Gaffes, revisions to major series, and suggestions of political interference in sensitive public sector estimates have all served to undermine the credibility of the UK's main statistical agency, the Office for National Statistics (see my earlier posts). Now Malcolm Moore at the DailyTelegraph claims the Bank of England loses faith in figures from ONS:
The Bank of England has set up a discreet unit to produce its own economic figures because it does not trust the official statistics. The vote of no confidence will be another blow to the Office for National Statistics, which has suffered increasing criticism for providing flawed numbers.
The ONS, under the new national statistician Karen Dunnell, is in the process of becoming independentfrom the Treasury in order to be seen as more trustworthy.
The Bank's "Data Uncertainty" team has the job of finding the holes in national statistics and plugging them with the help of private surveys and reports from the Bank's regional observers. Together with the Bank's monetary analysis unit, it provides the estimates of gross domestic product that help the Bank make interest rate decisions.
The team was created last year, as a gap opened up between official numbers and the private surveys, such as the indexes produced by the Chartered Institute of Purchasing and Supply. In a chapter of its annual report called "Data Uncertainty", the Bank admitted it "put some weight" on the other evidence.
In the last Inflation Report, in November, Mervyn King, the Bank's governor, said in the services sector "we know we do not have a good handle on what is happening. We think it's probably a little stronger than the official data."
Privately, the ONS is furious that the Bank would trust a survey of 5,000 respondents above its own surveys, which tend to have around 100,000 respondents.
Yesterday, however, the ONS was tight-lipped, saying: "This is a matter for the Bank of England to comment on." A spokesman for the Bank denied there was a specific team. "We obviously have got staff who are charged to look at how we can improve our analysis. There is no unit. They can come from any part of our monetary analysis team. There is nothing in terms of criticism of the ONS."
City economists are unimpressed by ONS gaffes:
Economists in the City said they are well aware of the situation. Malcolm Barr, at JP Morgan, said the existence of the team "is no secret". He said: "Charlie Bean, the Bank's chief economist, invited us into the Bank to give our views on the economic model and said the Bank is paying close attention to data uncertainty." He said he felt the Bank was sensitively dealing with the issue that the official figures may not reflect everything going on in the economy.

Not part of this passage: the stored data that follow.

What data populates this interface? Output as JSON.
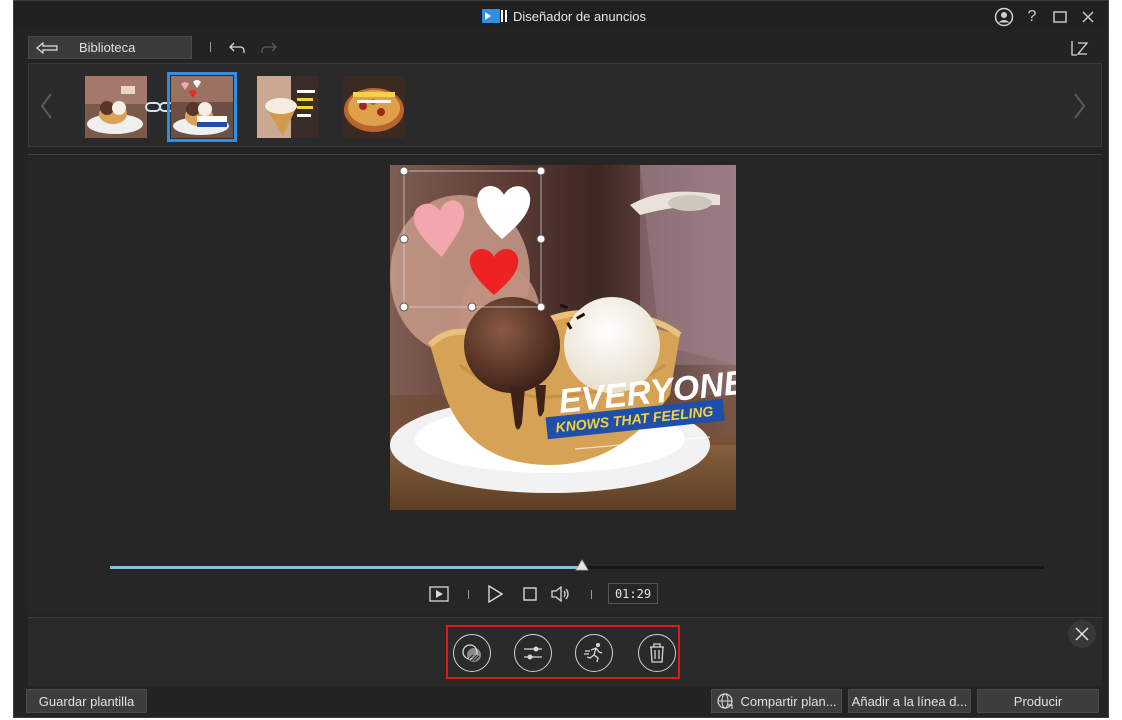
{
  "window": {
    "title": "Diseñador de anuncios",
    "controls": [
      "account-icon",
      "help-icon",
      "maximize-icon",
      "close-icon"
    ]
  },
  "toolbar": {
    "library_label": "Biblioteca",
    "undo_icon": "undo-icon",
    "redo_icon": "redo-icon",
    "redo_enabled": false
  },
  "thumbnails": [
    {
      "name": "scene-1",
      "selected": false
    },
    {
      "name": "scene-2",
      "selected": true
    },
    {
      "name": "scene-3",
      "selected": false
    },
    {
      "name": "scene-4",
      "selected": false
    }
  ],
  "preview": {
    "overlay_title": "EVERYONE",
    "overlay_subtitle": "KNOWS THAT FEELING",
    "hearts": [
      "pink",
      "white",
      "red"
    ]
  },
  "playback": {
    "progress": 0.505,
    "timecode": "01:29"
  },
  "actions": [
    "mask-icon",
    "adjust-icon",
    "motion-icon",
    "trash-icon"
  ],
  "footer": {
    "save_template": "Guardar plantilla",
    "share": "Compartir plan...",
    "add_to_timeline": "Añadir a la línea d...",
    "produce": "Producir"
  },
  "colors": {
    "accent": "#2f8fe8",
    "highlight_box": "#e01a1a",
    "scrub_fill": "#7fc2e8",
    "background": "#232323"
  }
}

Others were more scathing. David Smith, at Williams de Bröe, of the shadow monetary policy committee, said: "The figures are useless, you cannot trust them. But I suspect that the Bank has been analysing them for a long time, and in setting up a unit, they have merely put everyone doing the same job into the same room." He said sorting out the ONS is a "very very important issue, and a hot potato," and suggested splitting it into two divisions.He said: "If you look at continental Europe, where central banks are often the only honest people on the block, I do think that splitting the ONS and giving macroeconomic responsibility to the Bank of England would be an eminently sensible guarantee of decent, honest statistics."
It makes little sense for the Bank of England to produce the UK's national accounts - though it is testiment to how poorly the ONS has performed of late that anyone should be proposing such an option. A more useful approach would be for the Bank to publish a robust composite monthly index of overall economic activity and inflationary pressure, drawing on the work of Stock and Watson, much like the Chicago Fed National Activity Index. The Bank could also develop advance GDP estimates, but as NIESR already do this so I doubt this would add much value.
While I doubt the mooted 'independence' of the ONS will make much substantive difference to the quality of National Statistics, it might help to allay concerns about political interference in the production of official statistics.